On November 13 of last year, Arbitrator Sara Adler issued an opinion denying the grievances and upholding the city’s right to fire Mabanag and Siapno for insubordination. Following the arbitrator’s opinion, the two former officers signed a settlement, finalized last week, ending their grievances and civil complaints. Neither one will receive any money from the City of Oakland. “If the ruling had gone the other way, it would have been a major financial hit to the city, not to mention a huge setback for police reform in Oakland,” City Attorney Russo said. “We were determined that these fired officers would not receive a dime from Oakland taxpayers. I want to thank the legal team of Meyers Nave and the Law Offices of Karen Snell for their work on this important case.”
“The attorneys for the fired officers spent tens of thousands of dollars fighting these terminations,” said Meyers Nave. “We are gratified that the arbitrator reached a just outcome on behalf of the City of Oakland.”
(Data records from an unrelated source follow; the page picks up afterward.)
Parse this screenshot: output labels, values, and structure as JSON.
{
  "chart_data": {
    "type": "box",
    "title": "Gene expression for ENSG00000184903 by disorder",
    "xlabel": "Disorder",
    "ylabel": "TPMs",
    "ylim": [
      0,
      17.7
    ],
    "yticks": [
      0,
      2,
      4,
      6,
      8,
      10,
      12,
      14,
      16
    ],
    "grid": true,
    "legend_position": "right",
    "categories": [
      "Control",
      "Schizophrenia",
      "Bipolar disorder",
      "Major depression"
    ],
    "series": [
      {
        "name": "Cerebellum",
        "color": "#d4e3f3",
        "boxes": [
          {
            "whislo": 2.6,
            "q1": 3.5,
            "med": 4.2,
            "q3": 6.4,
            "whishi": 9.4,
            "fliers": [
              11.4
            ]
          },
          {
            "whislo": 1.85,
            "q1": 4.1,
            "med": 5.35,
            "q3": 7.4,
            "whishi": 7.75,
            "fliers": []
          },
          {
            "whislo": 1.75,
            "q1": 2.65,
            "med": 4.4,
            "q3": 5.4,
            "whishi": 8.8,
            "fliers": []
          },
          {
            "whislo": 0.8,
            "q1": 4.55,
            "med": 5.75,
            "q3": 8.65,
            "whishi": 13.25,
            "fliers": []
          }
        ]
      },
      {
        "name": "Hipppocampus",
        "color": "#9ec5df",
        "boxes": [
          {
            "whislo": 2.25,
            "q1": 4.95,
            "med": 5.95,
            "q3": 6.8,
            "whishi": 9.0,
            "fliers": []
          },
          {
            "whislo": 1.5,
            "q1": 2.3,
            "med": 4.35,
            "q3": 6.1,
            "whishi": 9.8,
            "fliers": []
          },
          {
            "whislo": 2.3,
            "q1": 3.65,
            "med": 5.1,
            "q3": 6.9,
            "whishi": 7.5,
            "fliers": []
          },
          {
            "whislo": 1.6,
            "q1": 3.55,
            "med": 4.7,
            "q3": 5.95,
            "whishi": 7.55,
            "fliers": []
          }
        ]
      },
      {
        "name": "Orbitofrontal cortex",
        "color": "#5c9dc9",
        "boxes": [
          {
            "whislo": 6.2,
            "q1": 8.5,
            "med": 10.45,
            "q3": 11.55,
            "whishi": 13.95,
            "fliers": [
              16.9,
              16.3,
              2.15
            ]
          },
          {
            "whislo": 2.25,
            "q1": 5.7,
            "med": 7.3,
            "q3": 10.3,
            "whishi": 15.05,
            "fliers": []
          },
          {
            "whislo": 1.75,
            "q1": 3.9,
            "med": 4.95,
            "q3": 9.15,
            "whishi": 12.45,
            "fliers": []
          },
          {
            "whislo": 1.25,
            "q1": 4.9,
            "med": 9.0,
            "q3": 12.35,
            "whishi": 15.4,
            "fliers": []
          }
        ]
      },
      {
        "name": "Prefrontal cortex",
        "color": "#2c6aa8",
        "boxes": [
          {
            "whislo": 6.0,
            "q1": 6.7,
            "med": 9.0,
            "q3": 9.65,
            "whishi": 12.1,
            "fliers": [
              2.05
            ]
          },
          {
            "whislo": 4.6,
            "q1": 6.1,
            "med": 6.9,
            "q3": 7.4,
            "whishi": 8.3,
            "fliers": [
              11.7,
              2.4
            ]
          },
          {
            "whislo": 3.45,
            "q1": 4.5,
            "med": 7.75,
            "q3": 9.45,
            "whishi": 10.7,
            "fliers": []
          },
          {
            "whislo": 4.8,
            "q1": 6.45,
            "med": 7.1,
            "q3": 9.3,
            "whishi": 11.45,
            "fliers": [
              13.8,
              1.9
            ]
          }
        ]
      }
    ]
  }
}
The Riders – Mabanag, Siapno and two other former officers – were accused of beating suspects, planting evidence and engaging in other illegal acts on Oakland’s streets in the late 1990s.
In 2003, the City of Oakland agreed to a settlement to resolve a civil rights lawsuit accusing the officers of misconduct. The City of Oakland paid $2.2 million of the $10.5 million settlement – the rest was paid by the city’s insurer. The city also entered into a Negotiated Settlement Agreement designed to bring a high level of accountability and oversight to the Oakland Police Department.
The alleged leader of the Riders, Frank Vasquez, fled the country and remains a fugitive. The other three officers – Mabanag, Siapno and Matt Hornung – were charged with multiple felonies by the Alameda County District Attorney. Juries in two criminal trials deadlocked on a majority of charges, and none of the Riders were convicted of crimes. Hornung was found not guilty after the second trial and received a $1.5 million settlement from the city’s insurance carrier. City of Oakland taxpayers did not pay any part of that settlement – it was paid entirely by the insurance carrier.